– Andrej Wosnessenskij und sein Gedicht „Goya“ aus Andrej Wosnessenskij: Achillesovo serdce. –1
ANDREJ WOSNESSENSKIJ2
Goya
Ich bin Goya!
Die Augenkrater hackte der Feind mir aus
aaaaaaaaaaaaaaaaim Sturz aufs nackte Feld.
Ich bin der Gram.
Ich bin die Stimme
des Krieges, der verkohlten Städte
aaaaaaaaaaaaaaaaaaaauf dem Schnee des Jahres Einundvierzig,
ich bin der Hunger,
die Gurgel
des aufgehängten Weibes, ihr Körper – eine Glocke,
aaaaaaaaaaaaaaaaaaaaaaaaadie über den leeren Platz schlug…
Ich bin Goya!
O, die Früchte
des Zorns! Ich fuhr mit einer Salve gen Westen –
aaaaaaaaaich bin die Asche des ungeladenen Gastes.
In den Gedächtnishimmel schlug ich die starken Sterne
wie Nägel.
Es ist nicht leicht, in Prosa oder mit prosaischen Worten über Poesie zu sprechen. – Tolstoi sagte einmal, um die Idee der Anna Karenina zu erläutern, müßte man den Roman noch einmal schreiben. So, denke ich, ist es auch einfacher für den Lyriker, Gedichte zu schreiben, als über sie zu reden.
Dennoch ist es notwendig, sich darüber klar zu werden, was Poesie heute ist, wo ihr Standort ist, was sie bewirken kann oder soll, was sie sagen soll. – Wahrscheinlich ist Poesie in unserem Zeitalter das, was dem Standard, dem Fließband entgegensteht und was der menschlichen Seele in dieser Hinsicht ein Gegengewicht zu bieten vermag.

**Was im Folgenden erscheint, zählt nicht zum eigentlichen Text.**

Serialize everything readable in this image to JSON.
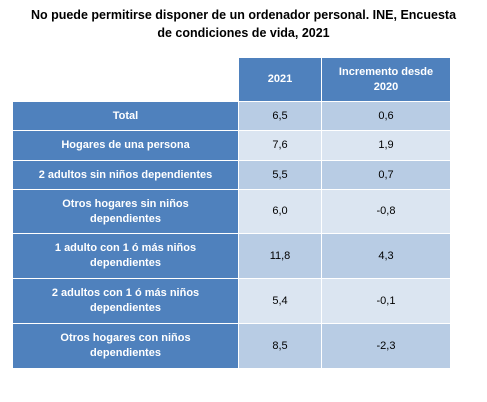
{
  "chart_data": {
    "type": "table",
    "title": "No puede permitirse disponer de un ordenador personal. INE, Encuesta de condiciones de vida, 2021",
    "title_lines": [
      "No puede permitirse disponer de un ordenador personal. INE, Encuesta",
      "de condiciones de vida, 2021"
    ],
    "columns": [
      "",
      "2021",
      "Incremento desde 2020"
    ],
    "column_lines": {
      "col1": [
        "2021"
      ],
      "col2": [
        "Incremento desde",
        "2020"
      ]
    },
    "rows": [
      {
        "label": "Total",
        "label_lines": [
          "Total"
        ],
        "v2021": "6,5",
        "increment": "0,6"
      },
      {
        "label": "Hogares de una persona",
        "label_lines": [
          "Hogares de una persona"
        ],
        "v2021": "7,6",
        "increment": "1,9"
      },
      {
        "label": "2 adultos sin niños dependientes",
        "label_lines": [
          "2 adultos sin niños dependientes"
        ],
        "v2021": "5,5",
        "increment": "0,7"
      },
      {
        "label": "Otros hogares sin niños dependientes",
        "label_lines": [
          "Otros hogares sin niños",
          "dependientes"
        ],
        "v2021": "6,0",
        "increment": "-0,8"
      },
      {
        "label": "1 adulto con 1 ó más niños dependientes",
        "label_lines": [
          "1 adulto con 1 ó más niños",
          "dependientes"
        ],
        "v2021": "11,8",
        "increment": "4,3"
      },
      {
        "label": "2 adultos con 1 ó más niños dependientes",
        "label_lines": [
          "2 adultos con 1 ó más niños",
          "dependientes"
        ],
        "v2021": "5,4",
        "increment": "-0,1"
      },
      {
        "label": "Otros hogares con niños dependientes",
        "label_lines": [
          "Otros hogares con niños",
          "dependientes"
        ],
        "v2021": "8,5",
        "increment": "-2,3"
      }
    ]
  },
  "colors": {
    "header_blue": "#4f81bd",
    "band_dark": "#b8cce4",
    "band_light": "#dbe5f1",
    "header_text": "#ffffff"
  }
}
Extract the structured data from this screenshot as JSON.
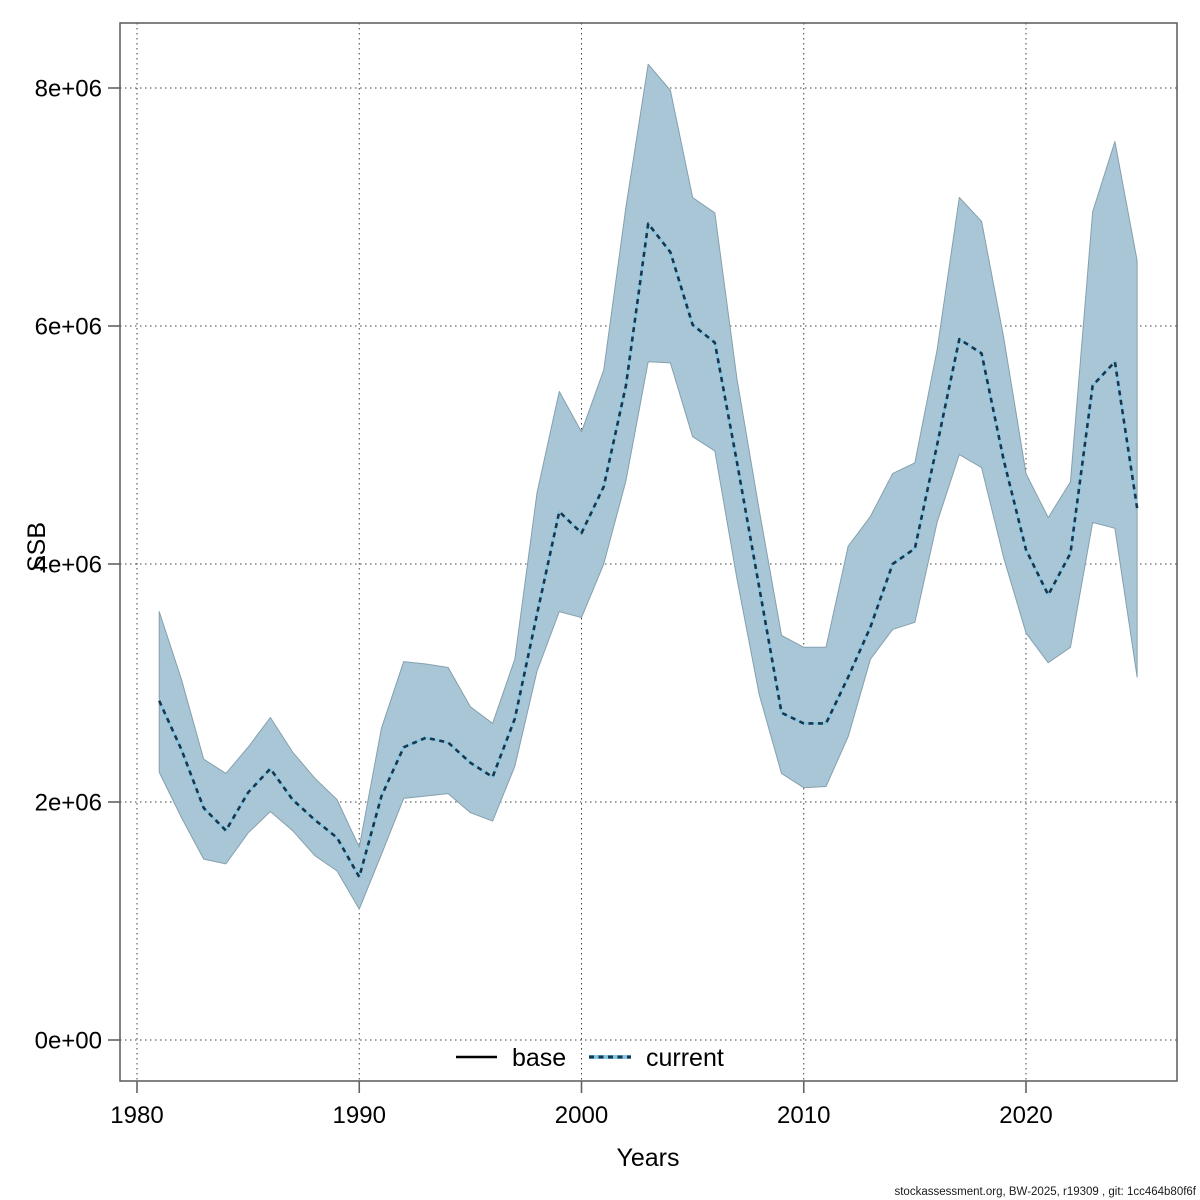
{
  "colors": {
    "band_fill": "#a9c6d6",
    "band_border": "#85a0ae",
    "current_line_dark": "#16384e",
    "current_line_light": "#85c6e4",
    "base_line": "#000000",
    "frame": "#636363",
    "grid": "#404040",
    "background": "#ffffff"
  },
  "legend": {
    "items": [
      {
        "label": "base",
        "style": "solid",
        "color": "#000000"
      },
      {
        "label": "current",
        "style": "dotted",
        "color": "#16384e"
      }
    ],
    "position": "bottom-center-inside"
  },
  "footer": {
    "text": "stockassessment.org, BW-2025, r19309 , git: 1cc464b80f6f"
  },
  "chart_data": {
    "type": "line",
    "title": "",
    "xlabel": "Years",
    "ylabel": "SSB",
    "grid": "dotted",
    "xlim": [
      1979.2,
      2026.8
    ],
    "ylim": [
      0,
      8600000
    ],
    "x_ticks": [
      1980,
      1990,
      2000,
      2010,
      2020
    ],
    "y_ticks": [
      {
        "value": 0,
        "label": "0e+00"
      },
      {
        "value": 2000000,
        "label": "2e+06"
      },
      {
        "value": 4000000,
        "label": "4e+06"
      },
      {
        "value": 6000000,
        "label": "6e+06"
      },
      {
        "value": 8000000,
        "label": "8e+06"
      }
    ],
    "x": [
      1981,
      1982,
      1983,
      1984,
      1985,
      1986,
      1987,
      1988,
      1989,
      1990,
      1991,
      1992,
      1993,
      1994,
      1995,
      1996,
      1997,
      1998,
      1999,
      2000,
      2001,
      2002,
      2003,
      2004,
      2005,
      2006,
      2007,
      2008,
      2009,
      2010,
      2011,
      2012,
      2013,
      2014,
      2015,
      2016,
      2017,
      2018,
      2019,
      2020,
      2021,
      2022,
      2023,
      2024,
      2025
    ],
    "series": [
      {
        "name": "current",
        "values": [
          2850000,
          2440000,
          1950000,
          1760000,
          2080000,
          2280000,
          2020000,
          1850000,
          1700000,
          1370000,
          2050000,
          2460000,
          2540000,
          2500000,
          2330000,
          2210000,
          2700000,
          3580000,
          4440000,
          4260000,
          4650000,
          5500000,
          6860000,
          6620000,
          6010000,
          5860000,
          4850000,
          3800000,
          2750000,
          2660000,
          2660000,
          3050000,
          3470000,
          4000000,
          4130000,
          5000000,
          5890000,
          5770000,
          4870000,
          4120000,
          3740000,
          4090000,
          5500000,
          5700000,
          4470000
        ]
      }
    ],
    "ribbon": {
      "name": "confidence-interval",
      "series": "current",
      "lo": [
        2250000,
        1870000,
        1520000,
        1480000,
        1740000,
        1920000,
        1760000,
        1550000,
        1420000,
        1100000,
        1560000,
        2030000,
        2050000,
        2070000,
        1910000,
        1840000,
        2300000,
        3100000,
        3600000,
        3550000,
        4000000,
        4700000,
        5700000,
        5690000,
        5070000,
        4950000,
        3870000,
        2900000,
        2240000,
        2120000,
        2130000,
        2550000,
        3200000,
        3450000,
        3510000,
        4350000,
        4920000,
        4810000,
        4050000,
        3420000,
        3170000,
        3300000,
        4350000,
        4300000,
        3050000
      ],
      "hi": [
        3600000,
        3030000,
        2360000,
        2240000,
        2460000,
        2710000,
        2420000,
        2200000,
        2020000,
        1620000,
        2620000,
        3180000,
        3160000,
        3130000,
        2800000,
        2660000,
        3200000,
        4600000,
        5450000,
        5110000,
        5630000,
        7000000,
        8200000,
        7980000,
        7080000,
        6950000,
        5550000,
        4450000,
        3400000,
        3300000,
        3300000,
        4150000,
        4400000,
        4760000,
        4850000,
        5800000,
        7080000,
        6880000,
        5900000,
        4760000,
        4390000,
        4690000,
        6960000,
        7550000,
        6550000
      ]
    }
  }
}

Ich denke, die Menschen fühlen sich heute zur Poesie hingezogen, so wie man bei Skorbut zu Vitaminen sich hingezogen fühlt. Es ist sicher kein Zufall, daß Ferlinghetti, Ginsberg in San Francisco zu Lesungen ihrer Gedichte auftreten, und große Scharen von Studenten, von jungen Menschen strömen zu ihrem Vortrag. Es ist genauso wenig ein Zufall, daß in der UdSSR Lyrikbände in einer Auflage von 100 oder 200 Tausend erscheinen und ihre Interessenten finden. Und dabei handelt es sich bei beiden Beispielen keineswegs um primitive Poesie, vielmehr um jene schwierige und zuweilen komplizierte Poesie, wie sie unser Zeitalter von uns fordert.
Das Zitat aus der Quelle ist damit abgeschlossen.